A few jokes are made at Bush's (Josh Brolin) expense, but most of them are transcripts of verbal missteps he actually made. Several bushisms are used and the film ending press conference is reproduced word for word. Bush's faux cowboy persona is amplified by the soundtrack with repeated plays of "Yellow Rose of Texas" and the theme from "Robin Hood."
The life of President George W. Bush is chronicled from his Yale fraternity days up to when his approval rating fell after Iraq started to disintegrate. Along the way the audience sees him drift from job to job, meet and marry Laura (Elizabeth Banks), lose a congressional race and win a gubernatorial one, ascend from alcoholic to "born again" recovering alcoholic, and struggle with the expectations of his father, George Bush Sr. (James Cromwell)
The father-son relationships drives a great deal of this film. Bush lives with the knowledge that he is considered second place in his father's eyes to his brother Jeb and that his embarrassing mistakes disappoint his very aloof father.

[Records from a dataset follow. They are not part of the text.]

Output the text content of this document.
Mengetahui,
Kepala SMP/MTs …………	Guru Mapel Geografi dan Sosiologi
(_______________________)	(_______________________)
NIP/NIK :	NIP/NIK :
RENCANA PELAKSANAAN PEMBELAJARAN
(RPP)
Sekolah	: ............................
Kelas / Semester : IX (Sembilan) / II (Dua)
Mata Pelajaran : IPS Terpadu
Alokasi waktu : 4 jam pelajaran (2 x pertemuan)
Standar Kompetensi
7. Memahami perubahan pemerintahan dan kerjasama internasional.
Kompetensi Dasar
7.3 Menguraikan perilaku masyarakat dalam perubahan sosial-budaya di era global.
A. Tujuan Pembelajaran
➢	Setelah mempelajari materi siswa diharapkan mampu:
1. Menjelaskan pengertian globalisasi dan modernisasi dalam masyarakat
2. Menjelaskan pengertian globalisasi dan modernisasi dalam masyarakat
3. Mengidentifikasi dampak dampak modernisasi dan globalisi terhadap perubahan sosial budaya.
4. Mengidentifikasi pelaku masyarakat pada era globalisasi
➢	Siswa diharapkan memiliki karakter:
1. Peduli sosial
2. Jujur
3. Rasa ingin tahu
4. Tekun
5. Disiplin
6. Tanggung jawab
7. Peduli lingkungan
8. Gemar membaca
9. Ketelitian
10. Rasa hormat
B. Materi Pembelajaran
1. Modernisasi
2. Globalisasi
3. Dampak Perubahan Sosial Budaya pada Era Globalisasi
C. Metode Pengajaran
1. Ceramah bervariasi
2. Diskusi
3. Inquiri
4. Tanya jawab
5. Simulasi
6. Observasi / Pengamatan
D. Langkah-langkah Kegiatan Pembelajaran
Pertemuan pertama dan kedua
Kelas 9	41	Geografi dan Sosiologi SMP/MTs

Its amazing how many well respected character actors Stone has managed to stick in one great cast. With such well known and often examined characters like these, the acting pitfall would be to do a simple impression. In W, the cast's skill's range from one to the other. Any halfway decent comic can do a W impression, but Josh Brolin takes the audience inside his head and projects his overall personality without imitating him, portraying him by turns as brimming with baseless confidence and profoundly discontentment.
James Cromwell, while a wonderful actor and one whom Hollywood casting directors seem to see as "presidential," is miscast as George H.W. Bush. It didn't help that he was given perhaps the most heavy handed line in the film "Who do you think you are, a Kennedy? You're a Bushact like it"
Thandie Newton's sycophantic Condeleeza Rice amounts to not much more than a sour-faced impression and Ioan Gruffuyd seems to be wasted in his five minute cameo as British Prime Minister and reluctant Bush ally Tony Blair.
Besides Brolin's success with the title character, the real acting meat of the film belonged to the frequent confrontations between Richard Dreyfuss's Dick Cheney and Jeffrey Wright's Colin Powell.
The best of many great scenes between these two takes place in a discussion between all the players in the Bush White House over the internal justification for invading Iraq. In this scene Dreyfuss's slippery, intimidating Cheney hammers out the ties between Saddam and Al-Qaeda, saying to Powell "There is no doubt that there is a link." Wright's characterization of Powell rest's on his certainty of the negative logistical and moral ramifications of this turn in the "war on terror" He challenges Cheney with: "No doubt, Dick? No doubt at all?"